Efficacy and Safety of Clindamycin Phosphate 1.2%/Adapalene 0.15%/Benzoyl Peroxide 3.1% Gel in Females with Moderate to Severe Acne: Post Hoc Analysis by Age

Main Article Content

Julie Harper
Linda Stein Gold
Hilary Baldwin
Valerie Callender
Michael Gold
Heather Woolery-Lloyd
Leon Kircik

Keywords

clindamycin phosphate, adapalene, benzoyl peroxide, acne vulgaris, females, age, efficacy, safety

Abstract

Introduction: While acne is common in adolescents, the overall prevalence in adults is increasing, especially among females. In addition, acne in older females is associated with greater negative impacts on quality of life. Clindamycin phosphate 1.2%/adapalene 0.15%/benzoyl peroxide (BPO) 3.1% (CAB) gel—the first fixed-dose, triple-combination topical product approved for acne—has demonstrated good efficacy, safety, and tolerability in participants with moderate-to-severe acne. The objective of this analysis is to assess the impact of age on efficacy, safety, and tolerability in females with moderate-to-severe acne.


Methods: In one phase 2 (N=741; NCT03170388) and two identically designed phase 3 (N=183; N=180; NCT04214639; NCT04214652), double-blind, randomized, 12-week studies, participants aged ≥9 years with moderate-to-severe acne were randomized to receive once-daily CAB or vehicle gel; the phase 2 study included three additional dyad randomization arms (data not shown). Coprimary endpoints comprised inflammatory and noninflammatory lesion counts and treatment success (≥2-grade reduction from baseline in Evaluator’s Global Severity Score and score of ‘clear’ or ‘almost clear’). Treatment-emergent adverse events (TEAEs) and cutaneous safety and tolerability were also assessed. Pooled data from these studies were analyzed post hoc from female participants categorized by age: 9-24 years (n=274) and ≥25 years (n=121).

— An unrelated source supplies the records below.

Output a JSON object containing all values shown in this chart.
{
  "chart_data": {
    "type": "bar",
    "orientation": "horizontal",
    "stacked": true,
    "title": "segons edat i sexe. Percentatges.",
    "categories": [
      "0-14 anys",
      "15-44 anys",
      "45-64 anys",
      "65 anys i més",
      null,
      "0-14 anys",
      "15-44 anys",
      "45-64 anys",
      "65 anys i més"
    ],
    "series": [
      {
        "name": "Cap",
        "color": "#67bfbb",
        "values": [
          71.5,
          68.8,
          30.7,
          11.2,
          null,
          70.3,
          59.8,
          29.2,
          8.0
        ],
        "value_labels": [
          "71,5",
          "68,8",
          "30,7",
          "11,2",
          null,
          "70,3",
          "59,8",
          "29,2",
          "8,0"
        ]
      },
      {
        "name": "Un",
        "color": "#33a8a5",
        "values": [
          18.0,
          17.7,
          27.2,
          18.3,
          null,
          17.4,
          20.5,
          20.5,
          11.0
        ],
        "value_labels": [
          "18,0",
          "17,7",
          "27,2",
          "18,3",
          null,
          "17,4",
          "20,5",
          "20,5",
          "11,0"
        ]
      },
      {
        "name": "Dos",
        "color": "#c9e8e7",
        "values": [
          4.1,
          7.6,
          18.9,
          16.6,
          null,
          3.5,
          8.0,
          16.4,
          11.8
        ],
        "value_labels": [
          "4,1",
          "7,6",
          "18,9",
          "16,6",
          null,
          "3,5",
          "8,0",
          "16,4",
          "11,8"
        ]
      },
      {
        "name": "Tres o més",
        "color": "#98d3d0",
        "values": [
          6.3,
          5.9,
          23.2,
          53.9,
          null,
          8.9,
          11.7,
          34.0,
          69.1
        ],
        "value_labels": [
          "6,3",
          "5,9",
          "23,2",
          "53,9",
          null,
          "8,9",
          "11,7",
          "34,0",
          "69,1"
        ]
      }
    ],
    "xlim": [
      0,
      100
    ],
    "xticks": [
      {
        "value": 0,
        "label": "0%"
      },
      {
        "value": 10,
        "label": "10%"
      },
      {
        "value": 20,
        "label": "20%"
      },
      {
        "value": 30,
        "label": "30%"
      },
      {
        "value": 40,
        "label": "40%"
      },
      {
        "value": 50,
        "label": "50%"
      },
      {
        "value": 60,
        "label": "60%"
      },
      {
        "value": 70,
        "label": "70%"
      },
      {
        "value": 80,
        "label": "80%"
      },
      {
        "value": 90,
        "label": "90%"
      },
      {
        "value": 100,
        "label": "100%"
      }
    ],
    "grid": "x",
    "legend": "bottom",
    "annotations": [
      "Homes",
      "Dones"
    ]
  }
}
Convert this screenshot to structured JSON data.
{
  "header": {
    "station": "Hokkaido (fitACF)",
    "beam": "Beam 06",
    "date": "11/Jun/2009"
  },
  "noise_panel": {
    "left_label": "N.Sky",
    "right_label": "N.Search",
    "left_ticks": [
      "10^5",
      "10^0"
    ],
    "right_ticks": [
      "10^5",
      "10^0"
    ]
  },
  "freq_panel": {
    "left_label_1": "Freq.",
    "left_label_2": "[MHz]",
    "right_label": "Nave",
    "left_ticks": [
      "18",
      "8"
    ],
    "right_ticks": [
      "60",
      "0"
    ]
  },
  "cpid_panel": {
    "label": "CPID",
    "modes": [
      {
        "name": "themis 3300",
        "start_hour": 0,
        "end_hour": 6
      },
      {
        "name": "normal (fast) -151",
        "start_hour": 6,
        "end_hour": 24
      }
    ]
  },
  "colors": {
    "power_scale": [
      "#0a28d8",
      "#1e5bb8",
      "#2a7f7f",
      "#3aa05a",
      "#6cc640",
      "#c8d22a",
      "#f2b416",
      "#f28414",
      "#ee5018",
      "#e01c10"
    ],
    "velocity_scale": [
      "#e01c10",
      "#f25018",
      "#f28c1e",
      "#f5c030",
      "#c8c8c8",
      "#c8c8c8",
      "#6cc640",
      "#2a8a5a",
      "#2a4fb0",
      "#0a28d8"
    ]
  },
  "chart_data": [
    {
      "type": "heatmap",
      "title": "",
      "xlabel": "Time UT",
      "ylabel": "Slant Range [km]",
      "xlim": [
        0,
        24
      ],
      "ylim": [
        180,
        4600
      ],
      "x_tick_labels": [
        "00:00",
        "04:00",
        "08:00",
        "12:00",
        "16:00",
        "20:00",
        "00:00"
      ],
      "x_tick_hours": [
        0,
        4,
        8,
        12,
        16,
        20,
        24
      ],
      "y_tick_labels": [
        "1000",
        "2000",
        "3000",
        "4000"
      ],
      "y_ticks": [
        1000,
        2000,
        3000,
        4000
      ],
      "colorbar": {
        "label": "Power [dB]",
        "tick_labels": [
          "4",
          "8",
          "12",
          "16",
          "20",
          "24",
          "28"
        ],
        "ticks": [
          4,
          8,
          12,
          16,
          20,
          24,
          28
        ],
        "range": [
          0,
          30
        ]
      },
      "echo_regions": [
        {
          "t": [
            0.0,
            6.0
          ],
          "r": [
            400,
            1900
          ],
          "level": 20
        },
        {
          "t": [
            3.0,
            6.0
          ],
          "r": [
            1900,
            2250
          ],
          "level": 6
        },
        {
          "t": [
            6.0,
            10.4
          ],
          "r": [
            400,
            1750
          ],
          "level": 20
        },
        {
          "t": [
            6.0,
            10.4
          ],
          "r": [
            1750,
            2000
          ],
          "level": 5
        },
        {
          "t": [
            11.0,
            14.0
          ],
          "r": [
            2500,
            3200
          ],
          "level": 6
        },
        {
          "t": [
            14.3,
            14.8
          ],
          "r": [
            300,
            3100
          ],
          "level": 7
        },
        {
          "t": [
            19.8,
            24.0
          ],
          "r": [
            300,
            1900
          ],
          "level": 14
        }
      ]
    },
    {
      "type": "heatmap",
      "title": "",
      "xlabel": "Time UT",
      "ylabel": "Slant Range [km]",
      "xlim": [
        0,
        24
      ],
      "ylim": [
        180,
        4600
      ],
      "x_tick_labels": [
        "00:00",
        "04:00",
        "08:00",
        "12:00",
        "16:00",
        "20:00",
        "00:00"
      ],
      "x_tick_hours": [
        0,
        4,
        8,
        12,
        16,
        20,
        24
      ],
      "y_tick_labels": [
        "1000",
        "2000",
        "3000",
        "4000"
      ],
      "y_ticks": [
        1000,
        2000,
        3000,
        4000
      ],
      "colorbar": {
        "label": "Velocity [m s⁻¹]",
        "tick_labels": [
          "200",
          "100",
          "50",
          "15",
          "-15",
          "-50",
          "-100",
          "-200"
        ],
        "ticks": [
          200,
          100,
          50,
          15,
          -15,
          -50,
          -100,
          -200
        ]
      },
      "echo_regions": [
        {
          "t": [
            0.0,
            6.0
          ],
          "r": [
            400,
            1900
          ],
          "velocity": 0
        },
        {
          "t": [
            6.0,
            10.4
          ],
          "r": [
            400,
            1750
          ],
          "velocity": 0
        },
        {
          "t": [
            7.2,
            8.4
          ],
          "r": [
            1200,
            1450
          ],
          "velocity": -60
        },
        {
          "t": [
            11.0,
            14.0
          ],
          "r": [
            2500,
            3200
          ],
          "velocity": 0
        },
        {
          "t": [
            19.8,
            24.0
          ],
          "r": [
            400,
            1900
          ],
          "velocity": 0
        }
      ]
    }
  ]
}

Results: At week 12 in both age groups, least-squares mean percent reductions from baseline were >70% in CAB-treated females versus vehicle gel for inflammatory (9-24 y: 77.8% vs 53.8%; ≥25 y: 77.8% vs 60.5%; P<0.01, both) and noninflammatory lesions (9-24 y: 72.8% vs 44.5%; ≥25 y: 73.7% vs 55.2%; P<0.001, both). Half of CAB-treated females in both age groups achieved treatment success at week 12 versus less than one-quarter with vehicle (9-24 y: 54.1% vs 15.6%; ≥25 y: 50.1% vs 22.5%; P<0.01, both). Most TEAEs were mild-to-moderate in severity, with rates similar to the overall pooled phase 2 and 3 populations. Although there were transient increases in the severity of cutaneous safety/tolerability assessments with CAB, scores generally returned to or near baseline levels for most assessments by week 12 in younger and older females. No notable age-related trends in safety were observed.


Conclusions: With greater than 70% lesion reductions and half of participants achieving treatment success by week 12, the innovative, fixed-dose triple combination clindamycin phosphate 1.2%/adapalene 0.15%/BPO 3.1% gel demonstrated good efficacy, safety, and tolerability in both younger and older females with moderate-to-severe acne.